Aoandon.
青行燈(Aoandon)
— Blue Lantern
Aoandon is the blue-lantern spirit feared at the climax of the hyaku monogatari ghost-story gathering, when the room darkens and playful storytelling begins to feel like a real summons.
§Appearance
Aoandon (青行燈, あおあんどん) is less a beast than a culminating apparition. It is commonly imagined as a womanlike ghost or shadowy presence emerging from cold blue lantern light, with loose dark hair, pale skin, and a room already drained of safety by the stories told within it. The figure can be slender and almost elegant, but the lamp's unnatural glow makes it clear that this is not an ordinary visitor.
The visual power of aoandon comes from concentration rather than movement.

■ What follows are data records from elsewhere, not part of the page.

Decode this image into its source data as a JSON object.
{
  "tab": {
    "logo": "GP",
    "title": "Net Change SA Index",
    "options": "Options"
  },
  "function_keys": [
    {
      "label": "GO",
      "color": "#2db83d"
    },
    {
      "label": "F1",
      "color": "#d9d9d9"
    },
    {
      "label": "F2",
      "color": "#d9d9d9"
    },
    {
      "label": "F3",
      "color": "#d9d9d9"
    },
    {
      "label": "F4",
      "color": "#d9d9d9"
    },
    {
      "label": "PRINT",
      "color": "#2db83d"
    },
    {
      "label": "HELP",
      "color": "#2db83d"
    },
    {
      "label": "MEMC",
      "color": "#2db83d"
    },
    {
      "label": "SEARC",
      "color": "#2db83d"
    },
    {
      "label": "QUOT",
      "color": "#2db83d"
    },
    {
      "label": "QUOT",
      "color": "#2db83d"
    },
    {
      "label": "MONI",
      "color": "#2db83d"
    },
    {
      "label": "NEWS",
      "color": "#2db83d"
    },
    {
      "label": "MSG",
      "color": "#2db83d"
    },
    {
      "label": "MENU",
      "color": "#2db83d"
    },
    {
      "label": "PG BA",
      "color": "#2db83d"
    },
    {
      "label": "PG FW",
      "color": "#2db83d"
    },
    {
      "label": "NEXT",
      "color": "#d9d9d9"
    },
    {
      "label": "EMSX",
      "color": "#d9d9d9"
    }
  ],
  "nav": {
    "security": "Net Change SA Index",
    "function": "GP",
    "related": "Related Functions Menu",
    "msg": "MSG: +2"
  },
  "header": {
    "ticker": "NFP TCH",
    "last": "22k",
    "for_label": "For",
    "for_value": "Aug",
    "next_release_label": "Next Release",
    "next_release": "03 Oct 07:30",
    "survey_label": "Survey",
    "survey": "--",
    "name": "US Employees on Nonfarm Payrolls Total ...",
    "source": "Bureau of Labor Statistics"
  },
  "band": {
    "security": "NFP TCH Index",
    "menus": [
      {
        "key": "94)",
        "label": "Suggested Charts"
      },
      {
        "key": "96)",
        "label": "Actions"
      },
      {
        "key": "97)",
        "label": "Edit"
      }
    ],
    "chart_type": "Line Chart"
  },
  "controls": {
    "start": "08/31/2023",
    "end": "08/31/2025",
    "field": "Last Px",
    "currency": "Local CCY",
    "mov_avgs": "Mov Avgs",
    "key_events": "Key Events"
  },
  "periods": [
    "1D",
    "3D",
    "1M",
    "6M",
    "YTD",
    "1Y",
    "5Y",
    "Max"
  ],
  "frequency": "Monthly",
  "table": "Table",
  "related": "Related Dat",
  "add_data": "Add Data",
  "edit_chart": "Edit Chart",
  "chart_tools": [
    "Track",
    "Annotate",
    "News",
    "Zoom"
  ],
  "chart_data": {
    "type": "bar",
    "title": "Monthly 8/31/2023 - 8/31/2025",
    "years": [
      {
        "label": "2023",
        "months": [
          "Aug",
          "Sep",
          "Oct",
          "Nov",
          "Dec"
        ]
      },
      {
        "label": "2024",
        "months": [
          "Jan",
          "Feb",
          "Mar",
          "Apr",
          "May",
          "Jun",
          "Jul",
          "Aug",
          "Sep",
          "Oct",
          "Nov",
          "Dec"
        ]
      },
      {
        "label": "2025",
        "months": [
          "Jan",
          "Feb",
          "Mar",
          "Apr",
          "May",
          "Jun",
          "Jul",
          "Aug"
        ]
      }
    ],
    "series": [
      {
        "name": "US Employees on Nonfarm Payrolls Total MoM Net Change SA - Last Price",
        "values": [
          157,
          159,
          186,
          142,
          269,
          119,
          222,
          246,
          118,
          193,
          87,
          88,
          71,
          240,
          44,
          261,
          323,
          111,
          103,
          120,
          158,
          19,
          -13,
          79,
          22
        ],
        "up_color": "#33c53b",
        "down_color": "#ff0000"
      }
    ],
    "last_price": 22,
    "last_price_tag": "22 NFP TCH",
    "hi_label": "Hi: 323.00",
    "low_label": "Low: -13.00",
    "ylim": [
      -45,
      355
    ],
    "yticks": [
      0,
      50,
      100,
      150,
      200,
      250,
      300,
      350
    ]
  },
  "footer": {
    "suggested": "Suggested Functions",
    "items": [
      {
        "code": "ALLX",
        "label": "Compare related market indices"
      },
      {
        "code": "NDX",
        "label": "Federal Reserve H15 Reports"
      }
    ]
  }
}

Unlike a road spirit or attacking monster, it appears in a room where people have prepared the conditions for fear. The body and the lantern belong together. The spirit seems to condense out of the final light itself, as if story, expectation, and darkness have become visible at the same instant.
§Interactions
Aoandon is bound to the hyaku monogatari kaidankai, the game in which one hundred strange tales are told while lights are extinguished one by one. Its role is to appear at the dangerous threshold where performance may become reality. Because of that, the encounter is collective. The spirit comes not to a solitary wanderer but to a group that has chosen, together, to make a room hospitable to haunting.
Many tellings suggest that players stop short of the final tale precisely to avoid whatever would answer the last extinguished light. Aoandon therefore functions as a warning built into the ritual of storytelling itself. The more carefully the game is staged, the more convincingly the room can become a place where an invited presence actually arrives.